The advocacy group reconstructed events from the testimony of the plaintiff and other inmate witnesses, along with unredacted portions of an internal investigation by the Correction Department’s Office of Professional Conduct.

Officers told investigators that the inmate was restrained physically and with pepper spray after swinging an elbow at an officer. They denied the inmate’s account of abuses.

Several of the officers acknowledged to Corrections Department investigators that a video camera should have been used inside the cell.


“Its use could have prevented questions, provided answers and the truth would have come out,” one officer told investigators.

Prison & Jail Project Director Steven Robert Allen said video recordings were required because the use of force by corrections officers was planned and not reactive. A copy of agency policy was not immediately available.

Corrections Department spokeswoman Carmelina Hart said the agency does not comment on pending litigation. She said four corrections officers out of five in the complaint still work at the agency.

The lawsuit alleges that corrections officers retaliated against the plaintiff after he spoke out earlier in support of another inmate who was surrounded by officers. Those events also are chronicled in a separate 2022 lawsuit alleging battery and sexual abuse by corrections officers against another inmate.


The new lawsuit says at least five corrections officers and a manager later entered the plaintiff’s cell and ordered a cellmate to leave.

The lawsuit alleges that one officer pushed his crotch up against the plaintiff’s backside. It says the plaintiff objected and wasn’t provoked into retaliating, but he was thrown to the ground and beaten.

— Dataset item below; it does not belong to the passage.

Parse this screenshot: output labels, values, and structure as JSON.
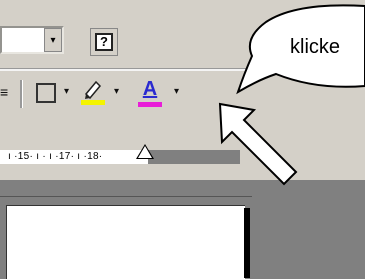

The lawsuit alleges that the plaintiff was face-down on the ground, when a corrections officer placed a foot on his back and said, “Let me guess, you can’t breathe.”

Attorneys for the Prison & Jail Project say that the date of the encounter on April 15, 2021, corresponded with the trial of former Minneapolis Police officer Derek Chauvin for pinning George Floyd to the pavement with his knee on the Black man’s neck in a case that triggered worldwide protests and a reexamination of racism and policing in the U.S.


Chauvin was convicted on murder and manslaughter charges on April 20, 2021. The centerpiece of the case was the excruciating bystander video of Floyd gasping repeatedly, “I can’t breathe.”

The inmate in New Mexico “thought he was going to die, and why wouldn’t he?” Allen said. “That kind of terrorizing of a Black prisoner in a prison here in New Mexico is completely unacceptable.”

The lawsuit alleges battery, cruel and unusual punishment and violations of free speech rights, seeking unspecified compensation.

The inmate initially filed an administrative complaint under provisions of the Prison Rape Elimination Act. It is unclear whether officers were disciplined. No criminal charges have been filed. The inmate is serving a sentence after pleading guilty to armed robbery in 2016.